Isaiah 55 8 9My friends, where do I begin? I have experienced tremendous defeat and disappointment in the last 30 days as well as amazing breakthroughs coupled with providential appointments, miracles and more.

The spiritual warfare has been relentless.

My friends, now I’m mad. I want to punch satan in the face and I promise you this, my mission for the rest of my life is to hurt the devil and destroy the demons.

But before I bring you to this place of war, what I found is that God needed to teach me about surrender. And man, can I just say, bummer! It’s hard.

Most of you know that I’ve been working on a new manuscript for over a year. My ability to write came under intense warfare last year through my son’s arrival in California. His family moving in, baby and all. His marital separation shortly after and what followed was six months of illness. Both myself and the baby. I kid you not, I was ill every two or three weeks, on the couch, in the doctor’s office, ill. I couldn’t pull myself out of bed let alone try to be creative and write. A entire year of warfare in one form or another was at hand.

But there are great answers to prayer even in the midst of spiritual warfare. My son’s wife returned to her marriage nine months later and the family is doing well. This was an outright miracle! Truly! Time marches on. I finally complete my book proposal and four chapters of the book.

Then on June 16, 2015 my manuscript was turned down for publishing. My title and content were now old and many new manuscripts with similar content and title were already in the process of coming to market.

I missed the window.

Disappointment doesn’t come near to describing the feelings that swirled within. I have learned to release offense and disappointment which I experience at the hands of people. But my friends, what do you do when you feel disappointed by God?
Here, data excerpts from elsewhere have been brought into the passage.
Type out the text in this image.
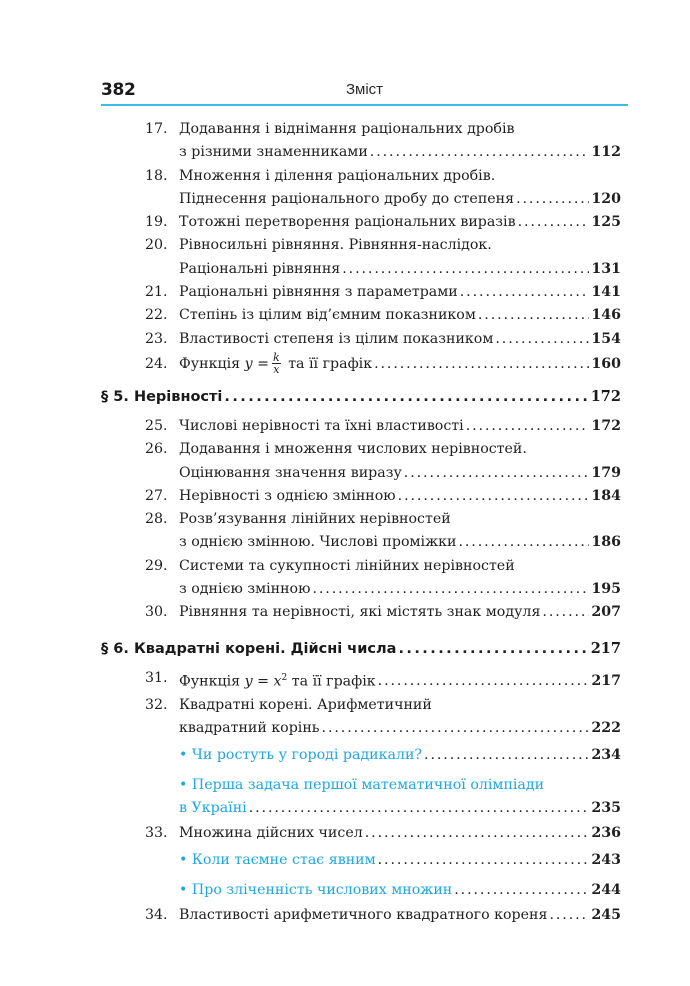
382	Зміст
17. Додавання і віднімання раціональних дробів
з різними знаменниками . . .	112
18. Множення і ділення раціональних дробів.
Піднесення раціонального дробу до степеня . . .	120
19. Тотожні перетворення раціональних виразів . . .	125
20. Рівносильні рівняння. Рівняння-наслідок.
Раціональні рівняння . . .	131
21. Раціональні рівняння з параметрами . . .	141
22. Степінь із цілим від’ємним показником . . .	146
23. Властивості степеня із цілим показником . . .	154
24. Функція $y = \frac{k}{x}$ та її графік . . .	160
§ 5. Нерівності . . .	172
25. Числові нерівності та їхні властивості . . .	172
26. Додавання і множення числових нерівностей.
Оцінювання значення виразу . . .	179
27. Нерівності з однією змінною . . .	184
28. Розв’язування лінійних нерівностей
з однією змінною. Числові проміжки . . .	186
29. Системи та сукупності лінійних нерівностей
з однією змінною . . .	195
30. Рівняння та нерівності, які містять знак модуля . . .	207
§ 6. Квадратні корені. Дійсні числа . . .	217
31. Функція $y = x^2$ та її графік . . .	217
32. Квадратні корені. Арифметичний
квадратний корінь . . .	222
• Чи ростуть у городі радикали? . . .	234
• Перша задача першої математичної олімпіади
в Україні . . .	235
33. Множина дійсних чисел . . .	236
• Коли таємне стає явним . . .	243
• Про зліченність числових множин . . .	244
34. Властивості арифметичного квадратного кореня . . .	245
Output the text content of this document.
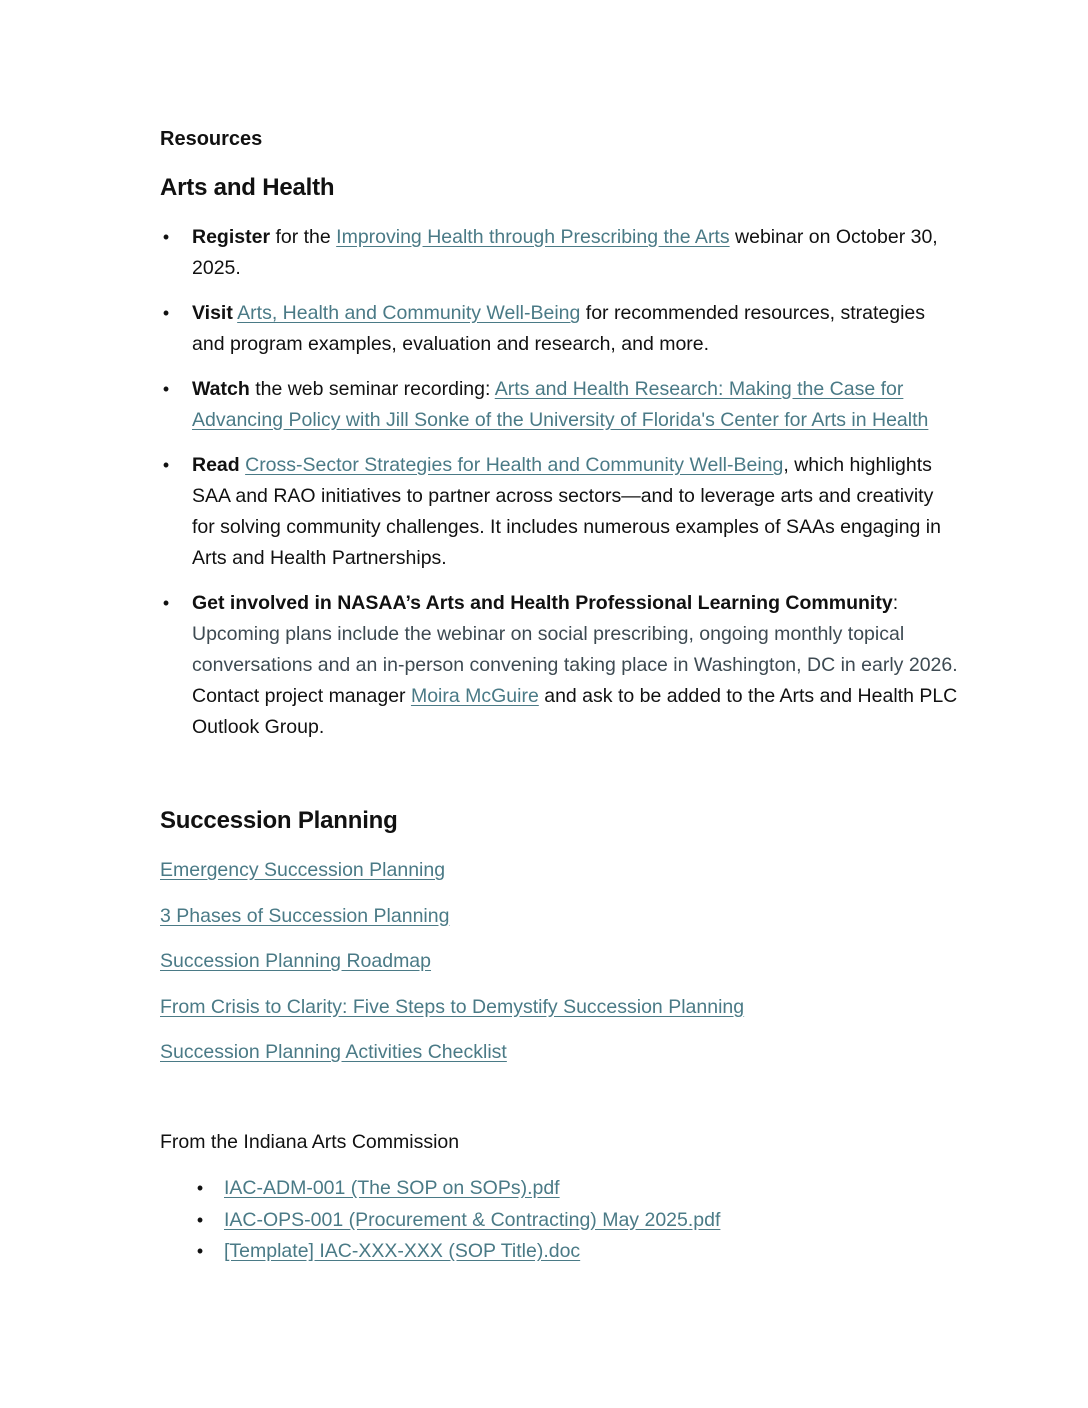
Resources

Arts and Health
• Register for the Improving Health through Prescribing the Arts webinar on October 30, 2025.
• Visit Arts, Health and Community Well-Being for recommended resources, strategies and program examples, evaluation and research, and more.
• Watch the web seminar recording: Arts and Health Research: Making the Case for Advancing Policy with Jill Sonke of the University of Florida's Center for Arts in Health
• Read Cross-Sector Strategies for Health and Community Well-Being, which highlights SAA and RAO initiatives to partner across sectors—and to leverage arts and creativity for solving community challenges. It includes numerous examples of SAAs engaging in Arts and Health Partnerships.
• Get involved in NASAA’s Arts and Health Professional Learning Community: Upcoming plans include the webinar on social prescribing, ongoing monthly topical conversations and an in-person convening taking place in Washington, DC in early 2026. Contact project manager Moira McGuire and ask to be added to the Arts and Health PLC Outlook Group.
Succession Planning
Emergency Succession Planning
3 Phases of Succession Planning
Succession Planning Roadmap
From Crisis to Clarity: Five Steps to Demystify Succession Planning
Succession Planning Activities Checklist

From the Indiana Arts Commission

• IAC-ADM-001 (The SOP on SOPs).pdf
• IAC-OPS-001 (Procurement & Contracting) May 2025.pdf
• [Template] IAC-XXX-XXX (SOP Title).doc
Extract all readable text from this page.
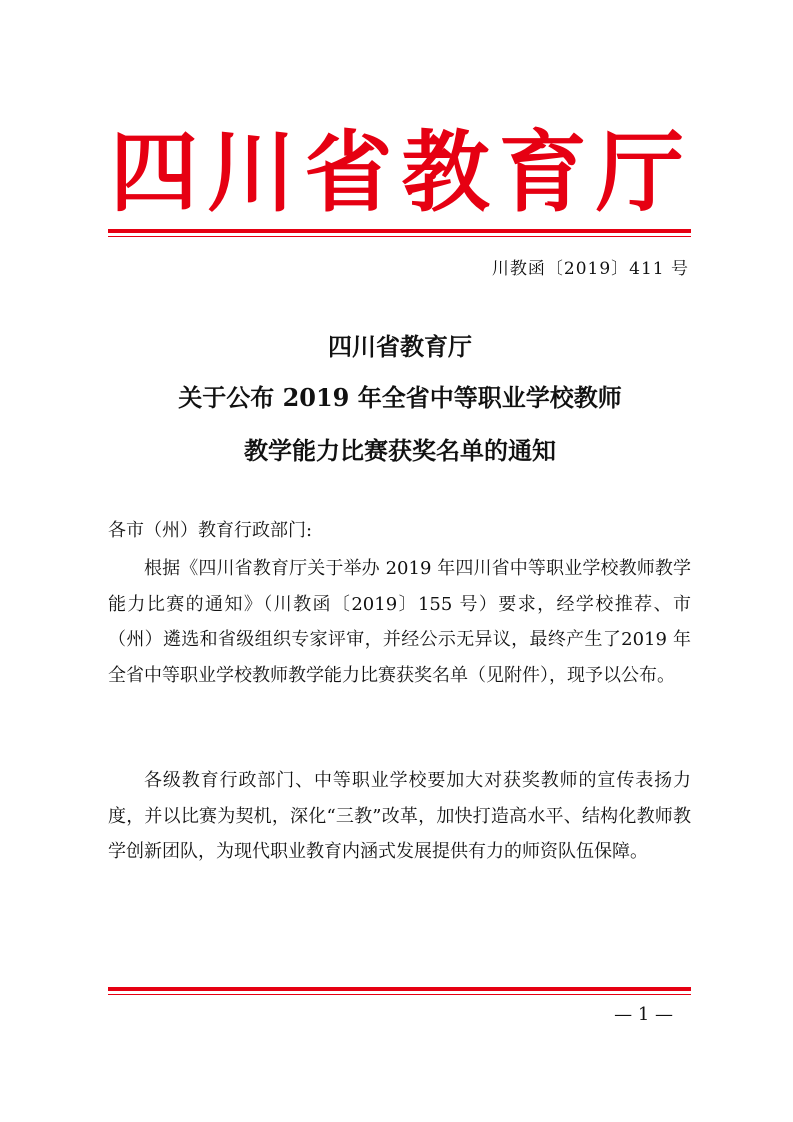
四 川 省 教 育 厅
川教函〔2019〕411 号
四川省教育厅
关于公布 2019 年全省中等职业学校教师
教学能力比赛获奖名单的通知
各市（州）教育行政部门:

根据《四川省教育厅关于举办 2019 年四川省中等职业学校教师教学能力比赛的通知》（川教函〔2019〕155 号）要求，经学校推荐、市（州）遴选和省级组织专家评审，并经公示无异议，最终产生了2019 年全省中等职业学校教师教学能力比赛获奖名单（见附件），现予以公布。

各级教育行政部门、中等职业学校要加大对获奖教师的宣传表扬力度，并以比赛为契机，深化“三教”改革，加快打造高水平、结构化教师教学创新团队，为现代职业教育内涵式发展提供有力的师资队伍保障。

— 1 —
You see, I KNOW the Lord gave me the outline for this book. He spoke the title to me, clearly during my prayer time. I had several people, who don’t know me, speak prophetically over me about it. So, what do you do when you feel like God set you up for a great disappointment?

I truly struggled with trust for the first time in a long while. During the past year, I believed scripture promises and I spoke them over myself and my writing. I believe so fully that this book would come to market, that I had set a number of things in motion in support of the future book launch. I was that confident in my faith and in hearing the Lord.

Devastated, I wrestled with confusion. My prayer time faltered. I felt a terrible and great distance come between myself and God. I cried. A lot. I asked Dineen to pray for me. I tried to understand why God would tell me to do something then allow the warfare to ensue to keep me from completing the assignment.

Am I alone in this?

Anyone?

In this season that I experienced beginning mid-June through early July, faith was difficult and the core of my belief was challenged. But ………

Praise be to Jesus because He will not leave us in this place.

I have so much more to tell you, so stay tuned, as you have me all week. (Dineen is traveling this week) Get ready for some blondeness, some crazy antics, and get ready as we learn to deal with “our stuff.” Do you truly want to walk in freedom? Do you want to walk in powerful faith? Well stay tuned as we walk through the valley of the shadow of death. There is something waiting at the end. And can I just tell you…. Everything is going to be okay.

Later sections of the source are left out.